The Government has assured Parliament that it is actively monitoring the impact of e-commerce and quick commerce platforms on small retailers and traditional kirana stores, emphasizing measures to ensure a level playing field in the sector.
In a written response to a Lok Sabha question, Minister of State for Commerce and Industry, Jitin Prasada, highlighted the government’s focus on protecting small businesses from anti-competitive practices, including predatory pricing and exclusive supplier tie-ups.
Regulatory Framework in Place
The Minister detailed that the e-commerce sector operates under a robust legislative framework, citing key regulations such as the Competition Act, Consumer Protection Act, Foreign Exchange Management Act, Consumer Protection (E-commerce) Rules, Information Technology Act, 2000, Payment and Settlement Systems Act, 2007 and Foreign Direct Investment (FDI) Policy. He underlined the government’s commitment to addressing unfair practices by leveraging these laws and promoting initiatives like the Open Network for Digital Commerce (ONDC), which democratizes digital commerce for small and medium businesses.
“ONDC makes e-Commerce more inclusive wherein small and medium-sized businesses can use any ONDC compatible applications instead of being governed by specific platform centric policies.
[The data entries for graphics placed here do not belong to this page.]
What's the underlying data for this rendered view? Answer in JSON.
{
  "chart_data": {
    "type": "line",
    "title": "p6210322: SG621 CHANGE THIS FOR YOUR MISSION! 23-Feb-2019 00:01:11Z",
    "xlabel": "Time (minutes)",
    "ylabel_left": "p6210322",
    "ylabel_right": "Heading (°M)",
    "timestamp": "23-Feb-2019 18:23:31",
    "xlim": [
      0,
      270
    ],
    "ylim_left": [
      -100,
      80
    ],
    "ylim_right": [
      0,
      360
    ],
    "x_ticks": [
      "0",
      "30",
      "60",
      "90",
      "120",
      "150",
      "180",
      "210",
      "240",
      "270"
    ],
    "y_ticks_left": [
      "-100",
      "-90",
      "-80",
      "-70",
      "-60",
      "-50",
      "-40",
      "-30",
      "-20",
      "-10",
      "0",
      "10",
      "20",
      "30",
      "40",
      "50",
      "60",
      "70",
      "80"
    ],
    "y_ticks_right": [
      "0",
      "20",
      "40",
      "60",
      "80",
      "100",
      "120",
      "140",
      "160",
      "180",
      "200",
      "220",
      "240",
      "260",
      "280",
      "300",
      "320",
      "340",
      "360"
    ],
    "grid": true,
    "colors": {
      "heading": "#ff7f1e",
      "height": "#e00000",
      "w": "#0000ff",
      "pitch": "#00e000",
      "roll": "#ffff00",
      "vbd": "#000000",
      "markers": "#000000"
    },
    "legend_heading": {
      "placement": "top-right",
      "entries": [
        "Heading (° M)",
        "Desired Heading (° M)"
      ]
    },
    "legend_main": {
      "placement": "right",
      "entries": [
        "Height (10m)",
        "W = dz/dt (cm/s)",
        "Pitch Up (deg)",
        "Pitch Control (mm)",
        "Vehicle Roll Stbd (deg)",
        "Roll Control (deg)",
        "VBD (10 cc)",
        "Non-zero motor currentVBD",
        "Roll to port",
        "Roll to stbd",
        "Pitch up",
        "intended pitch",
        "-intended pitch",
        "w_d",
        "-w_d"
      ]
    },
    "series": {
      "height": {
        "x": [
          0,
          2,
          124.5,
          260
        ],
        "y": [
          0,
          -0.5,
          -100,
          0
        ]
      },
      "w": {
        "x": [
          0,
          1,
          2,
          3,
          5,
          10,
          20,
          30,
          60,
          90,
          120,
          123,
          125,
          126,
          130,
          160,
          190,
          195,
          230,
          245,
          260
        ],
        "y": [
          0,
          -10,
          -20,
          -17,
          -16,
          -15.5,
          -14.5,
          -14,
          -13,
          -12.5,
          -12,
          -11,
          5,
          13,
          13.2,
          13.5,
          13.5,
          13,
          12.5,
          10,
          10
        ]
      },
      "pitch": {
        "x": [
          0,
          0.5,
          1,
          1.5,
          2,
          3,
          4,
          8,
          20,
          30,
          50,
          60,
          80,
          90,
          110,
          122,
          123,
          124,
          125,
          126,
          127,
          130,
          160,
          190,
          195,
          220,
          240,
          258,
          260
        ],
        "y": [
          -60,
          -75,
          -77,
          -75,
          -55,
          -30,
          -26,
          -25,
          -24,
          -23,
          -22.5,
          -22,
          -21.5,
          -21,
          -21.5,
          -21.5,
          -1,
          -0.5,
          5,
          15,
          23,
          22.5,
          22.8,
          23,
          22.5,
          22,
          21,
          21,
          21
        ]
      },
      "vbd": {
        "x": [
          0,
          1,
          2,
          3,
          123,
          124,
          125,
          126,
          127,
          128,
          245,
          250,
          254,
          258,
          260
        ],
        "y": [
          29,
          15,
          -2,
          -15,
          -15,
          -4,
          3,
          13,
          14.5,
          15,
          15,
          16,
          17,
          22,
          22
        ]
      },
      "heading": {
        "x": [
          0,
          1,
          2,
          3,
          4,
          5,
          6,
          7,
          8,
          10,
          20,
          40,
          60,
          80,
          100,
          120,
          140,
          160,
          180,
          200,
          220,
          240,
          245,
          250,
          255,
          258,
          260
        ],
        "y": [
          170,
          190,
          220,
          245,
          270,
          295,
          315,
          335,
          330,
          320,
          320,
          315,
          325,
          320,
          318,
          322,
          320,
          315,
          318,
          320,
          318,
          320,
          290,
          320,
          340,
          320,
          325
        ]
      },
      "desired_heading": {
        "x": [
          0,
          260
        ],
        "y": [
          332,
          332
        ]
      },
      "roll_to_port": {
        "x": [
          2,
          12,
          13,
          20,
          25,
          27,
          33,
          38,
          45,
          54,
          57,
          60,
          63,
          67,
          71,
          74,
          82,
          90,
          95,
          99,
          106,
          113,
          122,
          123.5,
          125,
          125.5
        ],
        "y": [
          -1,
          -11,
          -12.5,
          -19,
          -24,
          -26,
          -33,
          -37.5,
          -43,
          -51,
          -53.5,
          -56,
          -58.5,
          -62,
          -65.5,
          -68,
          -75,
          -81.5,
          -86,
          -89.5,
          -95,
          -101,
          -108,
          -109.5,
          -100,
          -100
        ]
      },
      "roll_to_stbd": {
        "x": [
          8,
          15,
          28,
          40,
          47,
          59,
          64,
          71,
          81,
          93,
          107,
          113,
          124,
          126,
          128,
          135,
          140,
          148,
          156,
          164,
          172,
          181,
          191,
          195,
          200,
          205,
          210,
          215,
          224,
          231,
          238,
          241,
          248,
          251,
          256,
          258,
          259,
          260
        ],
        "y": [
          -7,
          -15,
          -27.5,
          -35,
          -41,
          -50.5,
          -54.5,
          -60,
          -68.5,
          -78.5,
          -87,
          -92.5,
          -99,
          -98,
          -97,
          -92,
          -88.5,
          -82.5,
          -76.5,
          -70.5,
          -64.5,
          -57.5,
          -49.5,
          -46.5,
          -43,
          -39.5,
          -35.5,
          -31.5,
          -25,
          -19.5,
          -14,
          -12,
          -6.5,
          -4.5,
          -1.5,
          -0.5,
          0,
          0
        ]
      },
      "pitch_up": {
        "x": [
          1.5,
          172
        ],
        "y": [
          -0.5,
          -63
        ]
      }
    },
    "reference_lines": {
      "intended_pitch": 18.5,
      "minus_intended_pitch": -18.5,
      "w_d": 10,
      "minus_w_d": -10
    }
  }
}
This provides multiple options to them to be discoverable over network and conduct business. It also encourages easy adoption of digital means by the small retailers and traditional kirana stores, who may be currently not on digital commerce networks”, Prasada said.
E-Commerce Under Watch
Responding to allegations of predatory pricing and exclusive tie-ups by large e-commerce firms, Prasada confirmed that the Director General of Investigations at the Competition Commission of India (CCI) is probing complaints against these entities. The complaints have raised concerns about unfair price advantages and bulk purchasing power that threaten the survival of smaller retailers.
The probe comes amid increasing scrutiny of quick commerce giants like Blinkit, Zepto, and Swiggy’s Instamart, which have been accused of selling products at steep discounts, disrupting the traditional retail ecosystem.
Industry experts have noted parallels with past cases, such as Reliance Jio’s market entry in telecom, where similar predatory pricing allegations were dismissed due to a lack of market dominance. “Predatory pricing provisions under the Competition Act apply only when dominance is established. In this evolving quick commerce market which is hyper-competitive with multiple players, no single player currently holds significant market power,” said a competition law expert.
Retailers Seek Fair Treatment
Traditional retail bodies, such as the All India Consumer Products Distributors’ Federation (AICPDF), have expressed dissatisfaction, claiming that quick commerce firms’ practices are creating an uneven playing field. AICPDF President Dhairyashil Patil recently reiterated calls for a review of these platforms’ operational models, particularly the use of “dark stores” and inventory control mechanisms.
“These practices, coupled with foreign ownership concerns, warrant a comprehensive review to safeguard small retailers and ensure fair competition,” Patil stated. However, experts argue that foreign funding concerns fall outside the purview of the CCI and require policy-level intervention.
The outcome of the CCI investigation will be crucial in determining the future of competition dynamics in the quick commerce sector. With the industry expected to grow further, balancing innovation with fairness will remain a key challenge.
As regulatory scrutiny intensifies, the government’s commitment to protecting small retailers while fostering digital innovation will be critical in shaping the e-commerce and quick commerce landscape, said economy watchers.